| >Sorting people by ‘merit’ will do nothing to fix inequality No one ever said it would, nor would we want it to. Concentration of capital and talent is how progress gets made after all - a million labs with $10 research budgets aren't going to be able to compete with one lab with a research budget of $10,000,000. That was one of the fatal flaws of Mao's Great Leap Forward, a billion Chinese farmers trying to produce steel in their back yards was overall much less productive than a few massive steel plants with dedicated professionals and experts on staff would've been. Instead meritocracy hopes to fix injustice in the inequality of our world, so that those who have more have earned it and those who have less earned that too. It is an impossible ideal, obviously, but the point is to strive for it always even knowing we can never reach it. >As wealth increasingly reflects the innate distribution of natural talent, and the wealthy increasingly marry one another, society sorts into two main classes, in which everyone accepts that they have more or less what they deserve. The problem with this hypothetical society isn't that the most meritorious have more wealth, but rather that they have all the wealth. Although those with the most merit do deserve a bigger slice of the pie (IMO anyway), they obviously don't deserve all the pie.

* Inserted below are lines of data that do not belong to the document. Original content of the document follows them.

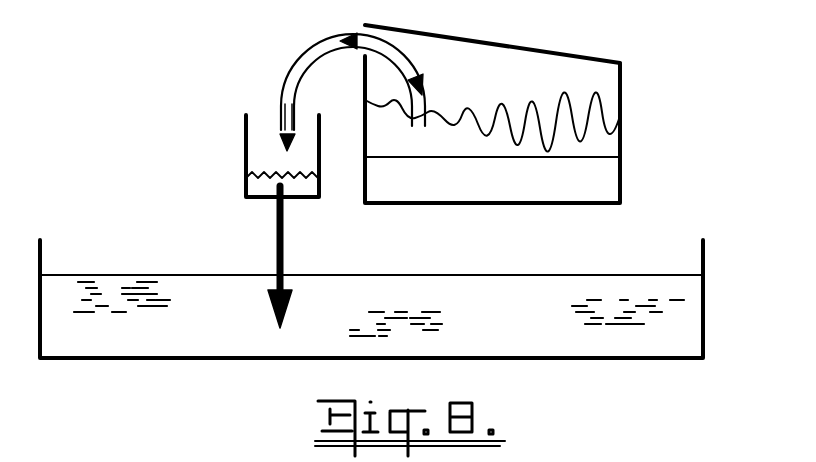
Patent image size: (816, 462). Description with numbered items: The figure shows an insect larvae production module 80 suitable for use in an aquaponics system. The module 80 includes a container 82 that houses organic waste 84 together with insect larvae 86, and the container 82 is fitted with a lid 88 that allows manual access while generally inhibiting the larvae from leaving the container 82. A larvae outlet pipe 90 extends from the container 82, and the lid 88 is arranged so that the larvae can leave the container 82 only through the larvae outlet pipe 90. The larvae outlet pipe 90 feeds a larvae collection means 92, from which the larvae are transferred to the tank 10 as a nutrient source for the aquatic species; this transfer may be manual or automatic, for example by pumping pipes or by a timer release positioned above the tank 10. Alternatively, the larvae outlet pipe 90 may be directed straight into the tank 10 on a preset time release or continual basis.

The tank 10 is at (712, 296).
The insect larvae production module 80 is at (648, 132).
The container 82 is at (622, 86).
The organic waste 84 is at (496, 188).
The insect larvae 86 is at (608, 143).
The lid 88 is at (523, 50).
The larvae outlet pipe 90 is at (311, 52).
The larvae collection means 92 is at (247, 150).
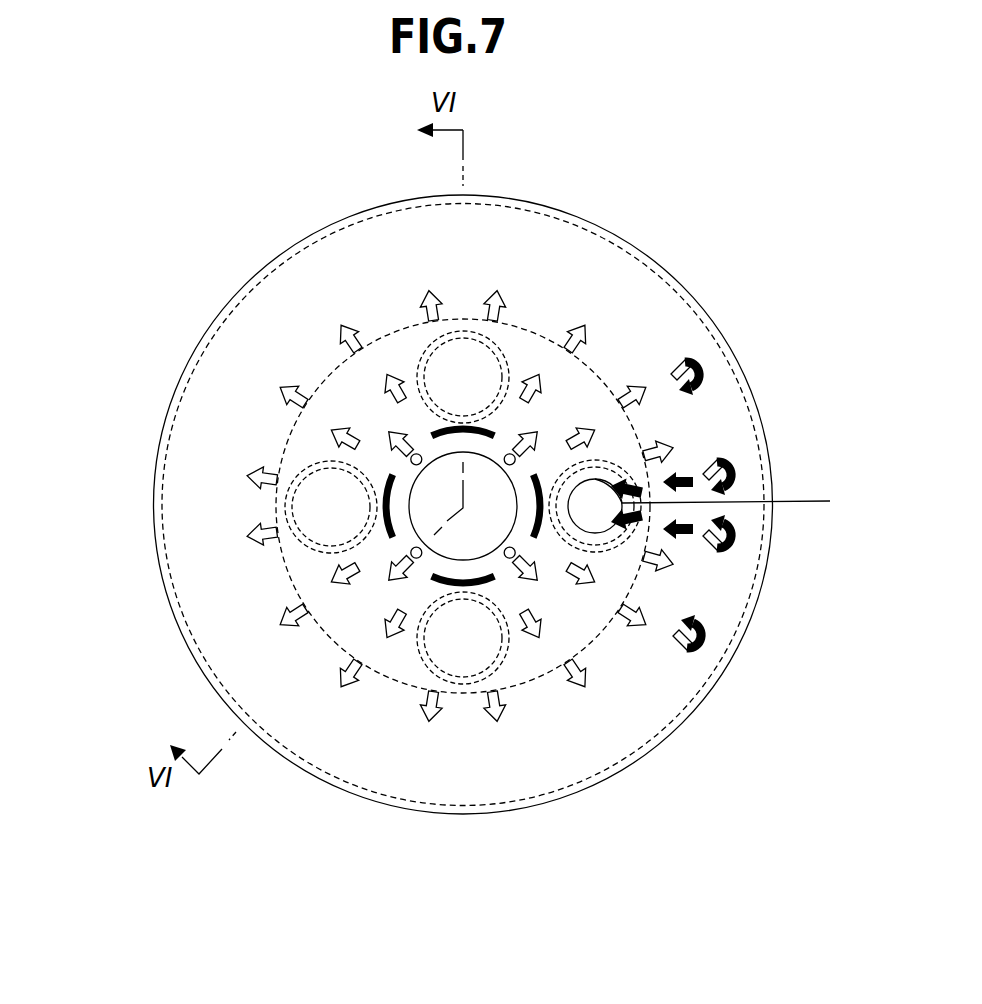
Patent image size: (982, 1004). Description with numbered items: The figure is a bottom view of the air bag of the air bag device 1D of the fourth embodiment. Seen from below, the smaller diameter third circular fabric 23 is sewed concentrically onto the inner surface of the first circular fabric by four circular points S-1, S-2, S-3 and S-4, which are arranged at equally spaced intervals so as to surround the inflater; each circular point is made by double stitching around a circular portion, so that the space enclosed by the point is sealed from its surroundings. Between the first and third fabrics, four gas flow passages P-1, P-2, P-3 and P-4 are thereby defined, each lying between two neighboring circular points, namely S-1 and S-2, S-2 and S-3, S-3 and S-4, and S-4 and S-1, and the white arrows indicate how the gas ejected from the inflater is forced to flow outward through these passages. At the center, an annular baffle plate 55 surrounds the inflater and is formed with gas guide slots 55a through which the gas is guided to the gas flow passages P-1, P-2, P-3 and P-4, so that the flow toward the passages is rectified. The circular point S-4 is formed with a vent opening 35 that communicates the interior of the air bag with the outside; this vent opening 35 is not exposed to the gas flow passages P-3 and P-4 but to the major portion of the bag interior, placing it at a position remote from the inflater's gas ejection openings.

The air bag device 1D is at (745, 105).
The third circular fabric 23 is at (632, 420).
The vent opening 35 is at (724, 505).
The annular baffle plate 55 is at (497, 419).
The gas guide slots 55a is at (397, 468).
The circular point S-1 is at (468, 332).
The circular point S-2 is at (285, 506).
The circular point S-3 is at (465, 684).
The circular point S-4 is at (605, 462).
The gas flow passage P-1 is at (380, 427).
The gas flow passage P-2 is at (378, 587).
The gas flow passage P-3 is at (543, 588).
The gas flow passage P-4 is at (543, 423).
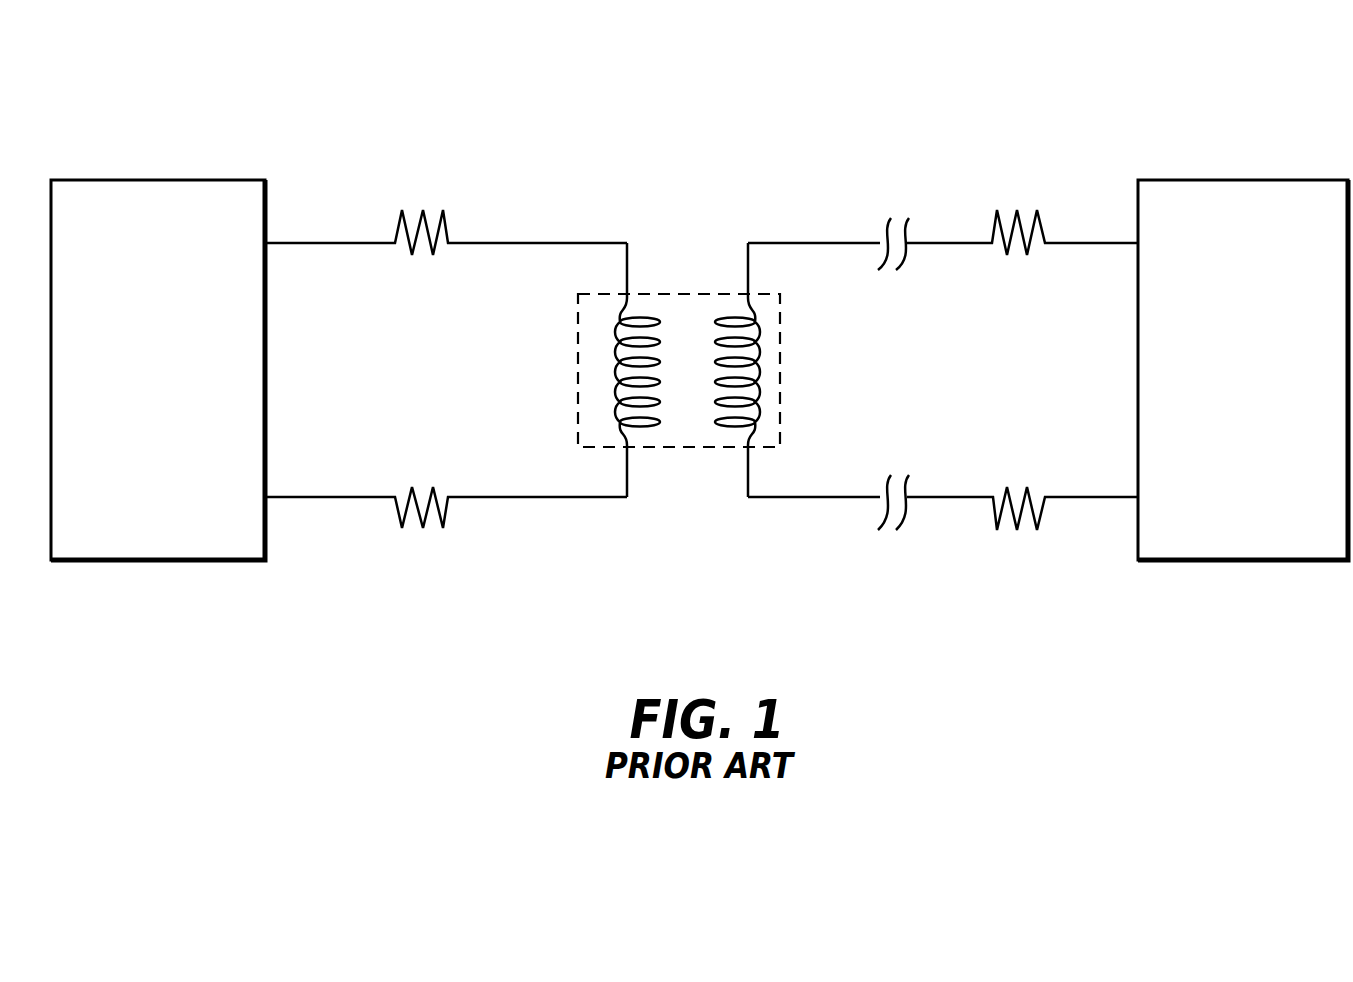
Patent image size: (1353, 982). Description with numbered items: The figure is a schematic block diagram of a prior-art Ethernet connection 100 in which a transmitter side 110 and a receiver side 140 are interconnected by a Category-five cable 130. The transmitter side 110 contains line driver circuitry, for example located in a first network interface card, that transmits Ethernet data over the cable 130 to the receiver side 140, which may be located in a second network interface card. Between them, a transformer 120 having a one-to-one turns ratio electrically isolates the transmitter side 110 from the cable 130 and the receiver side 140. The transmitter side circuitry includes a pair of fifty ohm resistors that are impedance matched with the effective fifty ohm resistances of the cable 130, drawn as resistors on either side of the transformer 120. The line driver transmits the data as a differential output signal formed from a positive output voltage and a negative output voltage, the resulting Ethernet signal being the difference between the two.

The Ethernet connection 100 is at (691, 163).
The transmitter side 110 is at (176, 410).
The transformer 120 is at (689, 474).
The Category-5 cable 130 is at (936, 403).
The receiver side 140 is at (1228, 410).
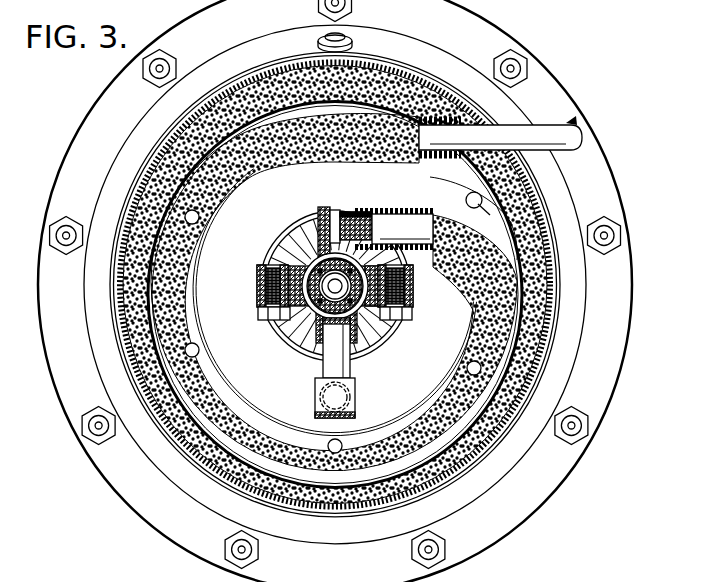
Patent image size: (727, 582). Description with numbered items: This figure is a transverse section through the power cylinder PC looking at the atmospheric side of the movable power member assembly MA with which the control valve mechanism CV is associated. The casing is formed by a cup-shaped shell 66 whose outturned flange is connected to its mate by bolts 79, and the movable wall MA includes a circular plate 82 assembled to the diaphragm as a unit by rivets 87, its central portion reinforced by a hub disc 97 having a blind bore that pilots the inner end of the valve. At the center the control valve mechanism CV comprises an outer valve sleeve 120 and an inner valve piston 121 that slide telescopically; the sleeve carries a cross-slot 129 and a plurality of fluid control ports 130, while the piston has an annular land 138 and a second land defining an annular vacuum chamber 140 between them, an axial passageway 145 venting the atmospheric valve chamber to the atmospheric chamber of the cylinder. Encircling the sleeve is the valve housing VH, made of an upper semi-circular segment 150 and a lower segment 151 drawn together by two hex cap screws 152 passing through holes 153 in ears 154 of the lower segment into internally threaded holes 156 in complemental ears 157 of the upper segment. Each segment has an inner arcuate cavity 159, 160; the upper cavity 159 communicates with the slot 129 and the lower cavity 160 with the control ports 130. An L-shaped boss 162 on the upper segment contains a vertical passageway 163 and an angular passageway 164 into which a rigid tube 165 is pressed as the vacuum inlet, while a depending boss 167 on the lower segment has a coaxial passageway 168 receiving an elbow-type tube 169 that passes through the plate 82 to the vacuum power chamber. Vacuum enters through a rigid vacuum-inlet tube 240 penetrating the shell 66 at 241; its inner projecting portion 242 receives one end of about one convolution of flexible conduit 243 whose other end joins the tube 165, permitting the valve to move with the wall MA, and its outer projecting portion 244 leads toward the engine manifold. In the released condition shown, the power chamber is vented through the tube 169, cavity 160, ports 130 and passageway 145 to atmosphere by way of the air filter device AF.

The cup-shaped shell 66 is at (553, 307).
The bolts 79 is at (586, 438).
The circular plate 82 is at (514, 233).
The rivets 87 is at (345, 322).
The hub disc 97 is at (384, 338).
The valve sleeve 120 is at (289, 262).
The valve piston 121 is at (414, 296).
The cross-slot 129 is at (336, 256).
The fluid control ports 130 is at (387, 322).
The annular land 138 is at (296, 252).
The annular vacuum chamber 140 is at (396, 270).
The axial passageway 145 is at (290, 318).
The upper semi-circular segment 150 is at (290, 240).
The lower semi-circular segment 151 is at (300, 332).
The hex cap screws 152 is at (262, 315).
The holes 153 is at (260, 291).
The lateral flanges or ears 154 is at (412, 314).
The internally threaded holes 156 is at (258, 272).
The lateral flanges or ears 157 is at (416, 283).
The arcuate cavity 159 is at (297, 222).
The arcuate cavity 160 is at (318, 336).
The L-shaped boss 162 is at (340, 207).
The vertical passageway 163 is at (333, 213).
The angular passageway 164 is at (374, 209).
The rigid tube 165 is at (405, 224).
The circular depending boss 167 is at (322, 368).
The coaxial passageway 168 is at (348, 360).
The elbow-type tube 169 is at (317, 413).
The vacuum-inlet tube 240 is at (578, 119).
The shell wall penetration 241 is at (527, 112).
The inner projecting portion 242 is at (466, 118).
The flexible conduit 243 is at (267, 123).
The outer projecting portion 244 is at (571, 136).
The air filter device AF is at (356, 34).
The power member assembly or movable wall MA is at (372, 84).
The power cylinder PC is at (147, 169).
The valve housing VH is at (307, 226).
The follow-up control valve mechanism CV is at (368, 343).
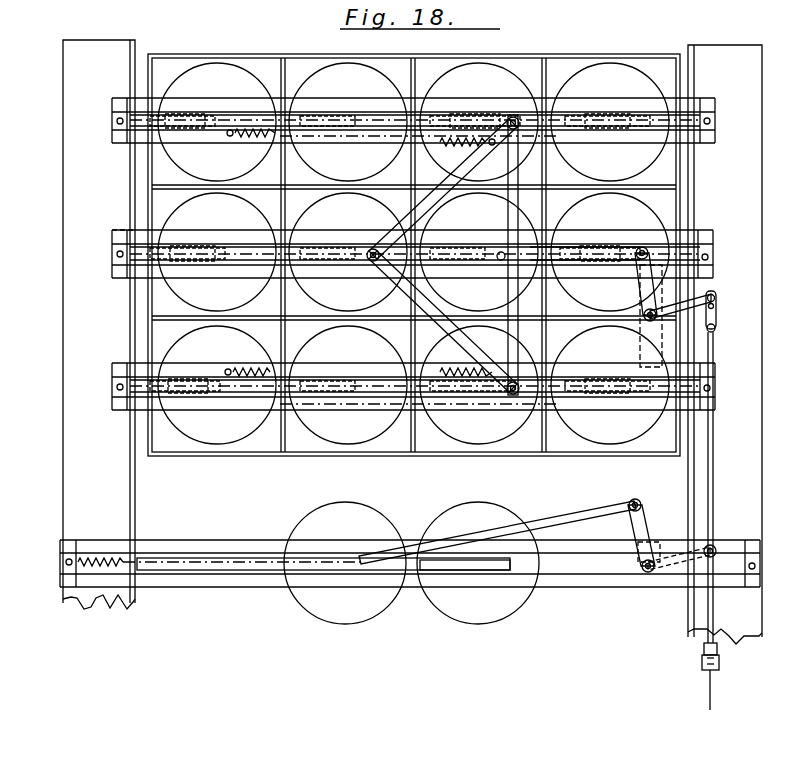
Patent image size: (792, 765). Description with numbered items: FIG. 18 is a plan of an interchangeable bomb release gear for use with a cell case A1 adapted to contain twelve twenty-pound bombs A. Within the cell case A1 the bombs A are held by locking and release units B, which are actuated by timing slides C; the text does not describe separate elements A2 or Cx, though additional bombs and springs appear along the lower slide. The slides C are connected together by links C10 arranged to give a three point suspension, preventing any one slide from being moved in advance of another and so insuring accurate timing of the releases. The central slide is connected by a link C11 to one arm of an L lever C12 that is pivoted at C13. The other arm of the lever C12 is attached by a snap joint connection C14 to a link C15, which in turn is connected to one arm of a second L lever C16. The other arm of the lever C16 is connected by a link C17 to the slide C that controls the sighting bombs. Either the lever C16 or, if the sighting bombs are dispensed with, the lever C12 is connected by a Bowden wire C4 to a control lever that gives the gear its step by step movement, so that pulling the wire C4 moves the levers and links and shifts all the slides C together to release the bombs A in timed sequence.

The bombs A is at (413, 257).
The cell case A1 is at (414, 270).
The lower carrier drum A2 is at (411, 563).
The locking and release units B is at (320, 117).
The timing slides C is at (395, 128).
The spring Cx is at (130, 560).
The links C10 is at (428, 203).
The link C11 is at (540, 262).
The L lever C12 is at (643, 298).
The pivot C13 is at (648, 319).
The snap joint connection C14 is at (716, 318).
The link C15 is at (727, 478).
The L lever C16 is at (690, 553).
The link C17 is at (572, 521).
The Bowden wire C4 is at (708, 616).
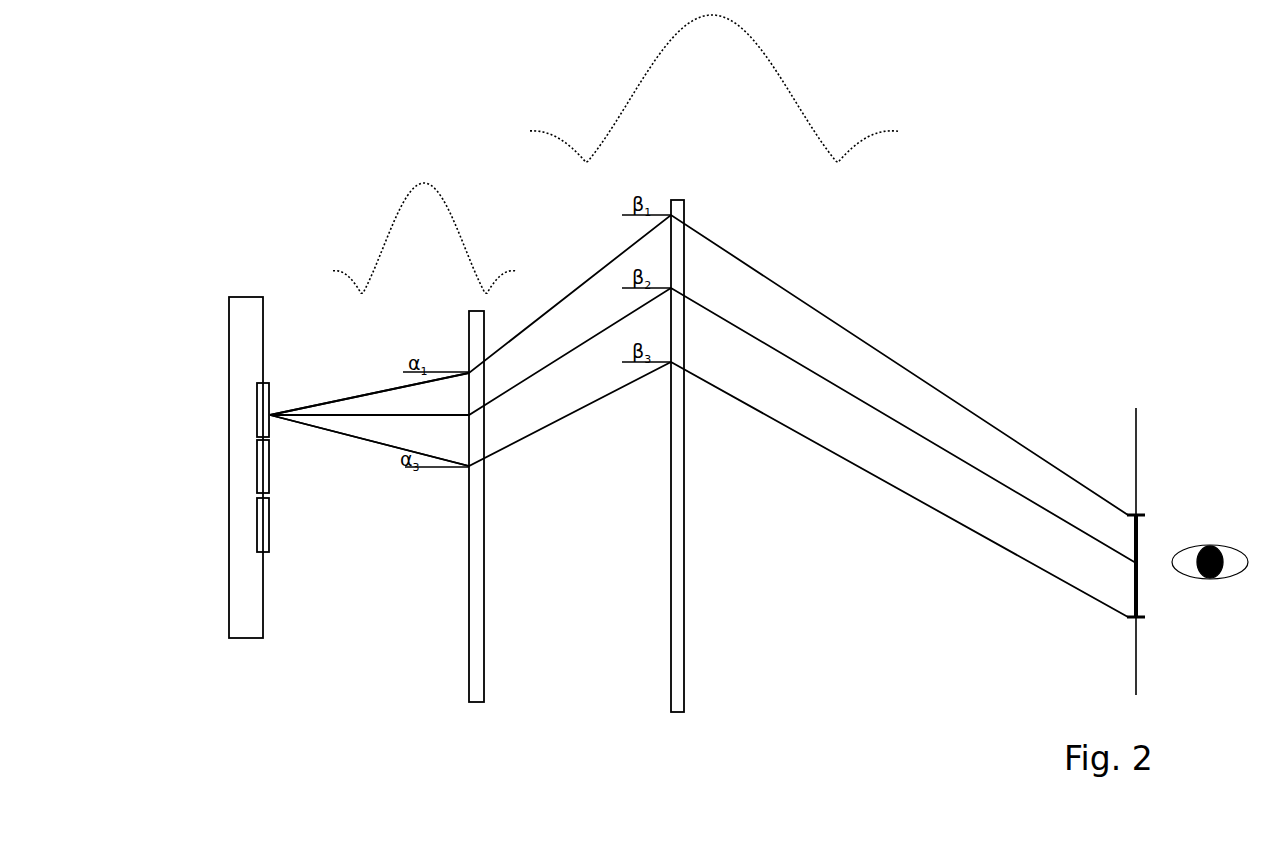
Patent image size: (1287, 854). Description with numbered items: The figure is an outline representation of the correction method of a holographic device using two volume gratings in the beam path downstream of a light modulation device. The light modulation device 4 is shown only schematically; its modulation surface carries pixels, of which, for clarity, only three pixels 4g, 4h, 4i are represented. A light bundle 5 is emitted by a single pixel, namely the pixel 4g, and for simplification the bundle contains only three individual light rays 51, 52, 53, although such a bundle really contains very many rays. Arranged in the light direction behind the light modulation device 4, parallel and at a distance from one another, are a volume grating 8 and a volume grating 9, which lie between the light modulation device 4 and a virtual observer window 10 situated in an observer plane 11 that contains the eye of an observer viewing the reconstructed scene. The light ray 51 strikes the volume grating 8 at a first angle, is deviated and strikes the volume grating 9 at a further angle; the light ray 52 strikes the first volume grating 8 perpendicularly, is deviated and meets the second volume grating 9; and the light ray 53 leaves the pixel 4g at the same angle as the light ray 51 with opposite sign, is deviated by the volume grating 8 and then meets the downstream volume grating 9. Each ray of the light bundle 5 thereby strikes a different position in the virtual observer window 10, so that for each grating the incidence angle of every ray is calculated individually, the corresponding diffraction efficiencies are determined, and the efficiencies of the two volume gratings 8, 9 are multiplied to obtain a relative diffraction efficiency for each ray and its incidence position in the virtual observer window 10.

One of the benefits of meritocracy is the old phrase "a rising tide lifts all boats", but that isn't true if the top percent eats all the benefits of their own capital investments. >The ideal of meritocracy, Young understood, confuses two different concerns. One is a matter of efficiency; the other is a question of human worth. It's not a confusion, it's just how humans are wired. "Moron" originally had no negative connotation, but over time it gained a profound one. Similarly "plebeian" wasn't originally an insult, but now it is. Heck the ultimate evil force in most stories, the "villain", derives his name from the latin term for a low status farm hand (villanus) Anything associated strongly with the "least efficient" rung of society will inevitably become tainted in this fashion, as human beings are inherently status-oriented creatures looking for some way to put down others and elevate ourselves. It's an unfortunate part of our nature as a species. |
The point of meritocracy is not about the benefit to a capable person who gets to be in a good position; it's about the benefit to the system from a capable person being in that position. This effect is what makes meritocracies more efficient and competitive than other societies.
And there's really no reason to expect that meritocracy would fix unequal distribution of wealth; as equality of outcome is fundamentally incompatible with equality of opportunity; and all kinds of "merit" characteristics (conscientiousness, impulse control and similar personality traits, intelligence, educational achievement, physical traits, propensity to addiction, etc, etc) are all quite heritable; no matter how much of that heritability is nature vs nurture, the "merit" of children inevitably will be highly correlated with the "merit" of their parents - so we should expect a meritocracy to have some "sorting effect" across generations as described in the original article.
Meritocracy will allow for some class mobility anyway, as a significant part of "merit" traits is also essentially random, however, a significant part of them is not. An 'meritocracy-upper-class' kid is not necessarily more qualified than a 'meritocracy-lower-class' kid for some position, so it needs to be evaluated and in a true meritocracy some (!) of the lower class kids would raise up, but statistics indicates that most of them would not.